Of course, I am thankful that the slave prepares my food while she is preparing her own and have a feeling she might not eat regularly if I didn’t let her know that she should be feeding me breakfast, lunch, or dinner. Also, I let her share a few bites of her food with me when she has cooked meat that I like. By doing so, I keep some of the weight off her even though I might gain a little myself. I have even learned to like some of the vegetables she serves when she will mash them a bit and put them in with my kibbles. Peas and carrots are my real favorites, but I also like pinto beans with a dab of green chile. At least, all those add color to the really dull dry food.
I am always thankful for the Sunday drives we take even if I make her chase me all over the backyard before I will get into the car. She doesn’t realize I am giving her a chance to warm up what is left of her muscles before we go for our walk in the country. I am also glad she keeps me on the leash during those walks because I might lose her along the way and would have to go for help in order to find her.
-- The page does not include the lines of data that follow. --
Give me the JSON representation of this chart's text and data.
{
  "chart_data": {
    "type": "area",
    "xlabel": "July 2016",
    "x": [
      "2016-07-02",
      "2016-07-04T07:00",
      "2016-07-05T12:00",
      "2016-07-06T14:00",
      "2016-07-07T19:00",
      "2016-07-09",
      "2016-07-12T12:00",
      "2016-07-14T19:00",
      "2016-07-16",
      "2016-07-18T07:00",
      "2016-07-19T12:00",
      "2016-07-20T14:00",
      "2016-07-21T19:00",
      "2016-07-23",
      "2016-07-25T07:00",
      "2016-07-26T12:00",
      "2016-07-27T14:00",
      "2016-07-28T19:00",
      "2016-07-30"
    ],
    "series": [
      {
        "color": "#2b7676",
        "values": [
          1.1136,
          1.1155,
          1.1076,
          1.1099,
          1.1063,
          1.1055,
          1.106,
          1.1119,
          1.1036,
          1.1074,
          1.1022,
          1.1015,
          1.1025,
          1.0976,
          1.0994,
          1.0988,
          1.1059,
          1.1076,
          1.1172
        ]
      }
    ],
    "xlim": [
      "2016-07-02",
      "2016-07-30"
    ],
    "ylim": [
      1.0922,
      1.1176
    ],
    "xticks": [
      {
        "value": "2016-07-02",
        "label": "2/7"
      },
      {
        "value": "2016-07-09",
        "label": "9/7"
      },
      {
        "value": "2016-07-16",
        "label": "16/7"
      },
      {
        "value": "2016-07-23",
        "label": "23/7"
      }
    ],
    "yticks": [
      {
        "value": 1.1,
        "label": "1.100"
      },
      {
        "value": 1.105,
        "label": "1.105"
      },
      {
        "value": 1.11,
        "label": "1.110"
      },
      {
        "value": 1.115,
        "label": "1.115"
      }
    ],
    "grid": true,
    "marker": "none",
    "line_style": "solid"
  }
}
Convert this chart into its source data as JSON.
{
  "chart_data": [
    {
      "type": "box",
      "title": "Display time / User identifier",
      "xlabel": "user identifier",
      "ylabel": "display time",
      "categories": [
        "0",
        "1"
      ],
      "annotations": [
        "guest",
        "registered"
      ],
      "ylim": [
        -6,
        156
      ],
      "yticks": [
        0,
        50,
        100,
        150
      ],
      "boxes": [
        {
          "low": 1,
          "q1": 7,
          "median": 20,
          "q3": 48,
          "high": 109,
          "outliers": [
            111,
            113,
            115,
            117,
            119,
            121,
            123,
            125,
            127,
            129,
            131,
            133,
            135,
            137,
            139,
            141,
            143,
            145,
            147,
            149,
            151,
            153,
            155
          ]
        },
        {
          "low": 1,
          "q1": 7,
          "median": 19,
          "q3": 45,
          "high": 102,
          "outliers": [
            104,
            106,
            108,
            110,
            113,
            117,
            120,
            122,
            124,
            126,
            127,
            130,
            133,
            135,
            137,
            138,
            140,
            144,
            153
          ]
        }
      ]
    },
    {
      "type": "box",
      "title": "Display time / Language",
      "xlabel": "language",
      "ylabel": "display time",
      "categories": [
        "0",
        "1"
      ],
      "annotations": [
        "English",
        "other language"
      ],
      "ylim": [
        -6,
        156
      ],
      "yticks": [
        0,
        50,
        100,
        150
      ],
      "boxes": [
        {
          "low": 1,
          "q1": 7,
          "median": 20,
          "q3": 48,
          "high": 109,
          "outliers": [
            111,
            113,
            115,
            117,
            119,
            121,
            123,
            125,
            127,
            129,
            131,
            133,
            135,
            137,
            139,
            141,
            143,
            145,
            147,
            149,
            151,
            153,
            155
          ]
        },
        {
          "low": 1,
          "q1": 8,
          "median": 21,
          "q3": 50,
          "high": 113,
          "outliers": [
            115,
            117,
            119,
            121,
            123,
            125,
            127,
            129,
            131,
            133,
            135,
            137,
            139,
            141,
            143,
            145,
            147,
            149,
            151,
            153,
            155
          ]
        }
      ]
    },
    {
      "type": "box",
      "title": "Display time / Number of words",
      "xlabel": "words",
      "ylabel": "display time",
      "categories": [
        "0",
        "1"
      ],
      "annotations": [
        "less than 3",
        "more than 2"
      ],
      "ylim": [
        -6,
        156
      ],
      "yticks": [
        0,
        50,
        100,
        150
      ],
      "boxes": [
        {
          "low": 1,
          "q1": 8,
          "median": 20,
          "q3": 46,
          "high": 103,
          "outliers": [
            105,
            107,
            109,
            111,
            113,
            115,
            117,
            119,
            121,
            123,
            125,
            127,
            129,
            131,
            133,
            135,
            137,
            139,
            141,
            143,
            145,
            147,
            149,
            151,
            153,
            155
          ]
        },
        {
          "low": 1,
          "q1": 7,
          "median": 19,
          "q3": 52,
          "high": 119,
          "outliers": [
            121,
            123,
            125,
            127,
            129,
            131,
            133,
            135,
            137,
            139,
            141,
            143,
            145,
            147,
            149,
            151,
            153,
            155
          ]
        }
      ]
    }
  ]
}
She is apt to stop to take pictures or just to look at the scenery, and I might forget to stop if I didn’t hit the end of that leash. I’m also glad she takes water along because I sometimes forget to drink before we leave town and am usually very thirsty before we finish those walks.
Most of all, I am thankful to be a dog because I don’t have to do much of anything I don’t want to do. I can run and play when I want to and don’t have to answer the phone when it interrupts my naps. I can sit in the yard and visit with my other barking friends when we decide to talk at the top of our lungs.
I can chase the birds, cause the cats to leave the yard, and play with the lizards. I can roll in the grass and hide in the bushes when the slave is trying to find me after dark. Just watching her dash from place to place is major entertainment and also lets me know she really cares when she gets to hunting seriously and then bends down to pat me on the back when I finally decide she has looked long enough.
I don’t have to set aside a day called Thanksgiving because I am thankful every day. I am most thankful at night when I can sit in the chair beside the slave and let her rub my back while she stares at television. I know I make her feel secure because I feel secure. I don’t have to say anything to her while she is talking to me, and she knows I will at least pretend to listen when she thinks she has a problem.
I’m thankful to live on this corner and to be able to write this column on occasion so you can get a small glimpse of the canine world. Just be thankful every day and enjoy life as much as I do and you will feel great.